Not addressed in Mr Mcveigh's email, is the fact that commercial nets are spooking fish which radically reduces recreational prospects, can reduce fecundity of the stock, and has severe ramifications for seabirds - whose numbers have halved since 2004. FQ would seem to be doing their best to ignore this aspect of commercial netting, despite Tony Ham telling me that "We have noticed the same thing with Australian salmon." Well, if FQ do have an awareness that nets spook fish, then they had better start reading some recent research by the likes of Schmitz et al, Peckarsky et al, Sih et al, Jorgensen et al, Anderson et al, Ameer Abdullah, Walsh et al, Hsieh et al, Hutchings and baum, Sharpe and Hendry, Orrock et al, Hebshi et al, Heino and Godo, Vail and McCormick. All of these scientists are stating that overfishing of commercially targeted species alters the spatial dynamics of target and non-target species with ramifications to growth rates, size at maturity, fecundity, and non-consumptive effects that can contribute markedly to population collapses and trophic cascades.
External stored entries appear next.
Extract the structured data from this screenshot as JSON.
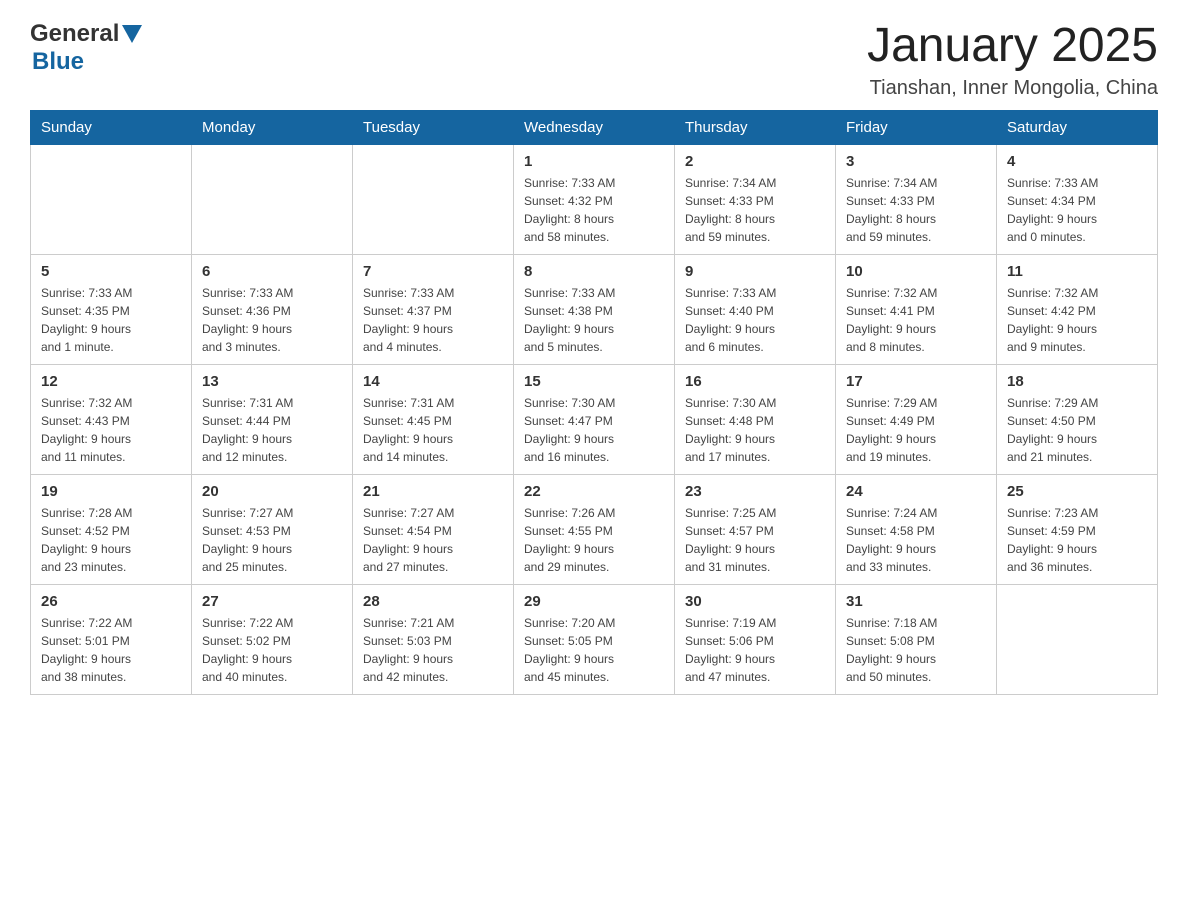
{
  "header": {
    "logo": {
      "text_general": "General",
      "text_blue": "Blue",
      "aria": "GeneralBlue Logo"
    },
    "title": "January 2025",
    "subtitle": "Tianshan, Inner Mongolia, China"
  },
  "calendar": {
    "days_of_week": [
      "Sunday",
      "Monday",
      "Tuesday",
      "Wednesday",
      "Thursday",
      "Friday",
      "Saturday"
    ],
    "weeks": [
      [
        {
          "day": "",
          "info": ""
        },
        {
          "day": "",
          "info": ""
        },
        {
          "day": "",
          "info": ""
        },
        {
          "day": "1",
          "info": "Sunrise: 7:33 AM\nSunset: 4:32 PM\nDaylight: 8 hours\nand 58 minutes."
        },
        {
          "day": "2",
          "info": "Sunrise: 7:34 AM\nSunset: 4:33 PM\nDaylight: 8 hours\nand 59 minutes."
        },
        {
          "day": "3",
          "info": "Sunrise: 7:34 AM\nSunset: 4:33 PM\nDaylight: 8 hours\nand 59 minutes."
        },
        {
          "day": "4",
          "info": "Sunrise: 7:33 AM\nSunset: 4:34 PM\nDaylight: 9 hours\nand 0 minutes."
        }
      ],
      [
        {
          "day": "5",
          "info": "Sunrise: 7:33 AM\nSunset: 4:35 PM\nDaylight: 9 hours\nand 1 minute."
        },
        {
          "day": "6",
          "info": "Sunrise: 7:33 AM\nSunset: 4:36 PM\nDaylight: 9 hours\nand 3 minutes."
        },
        {
          "day": "7",
          "info": "Sunrise: 7:33 AM\nSunset: 4:37 PM\nDaylight: 9 hours\nand 4 minutes."
        },
        {
          "day": "8",
          "info": "Sunrise: 7:33 AM\nSunset: 4:38 PM\nDaylight: 9 hours\nand 5 minutes."
        },
        {
          "day": "9",
          "info": "Sunrise: 7:33 AM\nSunset: 4:40 PM\nDaylight: 9 hours\nand 6 minutes."
        },
        {
          "day": "10",
          "info": "Sunrise: 7:32 AM\nSunset: 4:41 PM\nDaylight: 9 hours\nand 8 minutes."
        },
        {
          "day": "11",
          "info": "Sunrise: 7:32 AM\nSunset: 4:42 PM\nDaylight: 9 hours\nand 9 minutes."
        }
      ],
      [
        {
          "day": "12",
          "info": "Sunrise: 7:32 AM\nSunset: 4:43 PM\nDaylight: 9 hours\nand 11 minutes."
        },
        {
          "day": "13",
          "info": "Sunrise: 7:31 AM\nSunset: 4:44 PM\nDaylight: 9 hours\nand 12 minutes."
        },
        {
          "day": "14",
          "info": "Sunrise: 7:31 AM\nSunset: 4:45 PM\nDaylight: 9 hours\nand 14 minutes."
        },
        {
          "day": "15",
          "info": "Sunrise: 7:30 AM\nSunset: 4:47 PM\nDaylight: 9 hours\nand 16 minutes."
        },
        {
          "day": "16",
          "info": "Sunrise: 7:30 AM\nSunset: 4:48 PM\nDaylight: 9 hours\nand 17 minutes."
        },
        {
          "day": "17",
          "info": "Sunrise: 7:29 AM\nSunset: 4:49 PM\nDaylight: 9 hours\nand 19 minutes."
        },
        {
          "day": "18",
          "info": "Sunrise: 7:29 AM\nSunset: 4:50 PM\nDaylight: 9 hours\nand 21 minutes."
        }
      ],
      [
        {
          "day": "19",
          "info": "Sunrise: 7:28 AM\nSunset: 4:52 PM\nDaylight: 9 hours\nand 23 minutes."
        },
        {
          "day": "20",
          "info": "Sunrise: 7:27 AM\nSunset: 4:53 PM\nDaylight: 9 hours\nand 25 minutes."
        },
        {
          "day": "21",
          "info": "Sunrise: 7:27 AM\nSunset: 4:54 PM\nDaylight: 9 hours\nand 27 minutes."
        },
        {
          "day": "22",
          "info": "Sunrise: 7:26 AM\nSunset: 4:55 PM\nDaylight: 9 hours\nand 29 minutes."
        },
        {
          "day": "23",
          "info": "Sunrise: 7:25 AM\nSunset: 4:57 PM\nDaylight: 9 hours\nand 31 minutes."
        },
        {
          "day": "24",
          "info": "Sunrise: 7:24 AM\nSunset: 4:58 PM\nDaylight: 9 hours\nand 33 minutes."
        },
        {
          "day": "25",
          "info": "Sunrise: 7:23 AM\nSunset: 4:59 PM\nDaylight: 9 hours\nand 36 minutes."
        }
      ],
      [
        {
          "day": "26",
          "info": "Sunrise: 7:22 AM\nSunset: 5:01 PM\nDaylight: 9 hours\nand 38 minutes."
        },
        {
          "day": "27",
          "info": "Sunrise: 7:22 AM\nSunset: 5:02 PM\nDaylight: 9 hours\nand 40 minutes."
        },
        {
          "day": "28",
          "info": "Sunrise: 7:21 AM\nSunset: 5:03 PM\nDaylight: 9 hours\nand 42 minutes."
        },
        {
          "day": "29",
          "info": "Sunrise: 7:20 AM\nSunset: 5:05 PM\nDaylight: 9 hours\nand 45 minutes."
        },
        {
          "day": "30",
          "info": "Sunrise: 7:19 AM\nSunset: 5:06 PM\nDaylight: 9 hours\nand 47 minutes."
        },
        {
          "day": "31",
          "info": "Sunrise: 7:18 AM\nSunset: 5:08 PM\nDaylight: 9 hours\nand 50 minutes."
        },
        {
          "day": "",
          "info": ""
        }
      ]
    ]
  }
}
Or, if you wait a few weeks, I'll explain in a great deal of depth, in a document that I'm mid way through, what all of these scientists and many others are stating is occurring in heavily harvested stocks - like tailor which have a harvest rate of over 80% of fish available to the fishery. I will also be producing separate documents into the tailor fishery and into the impact of beach seine netting on seabirds.

As I said to Tony Ham, "these issues are never going to go away and at some stage you are going to have to address them if you are to manage any of our fisheries effectively."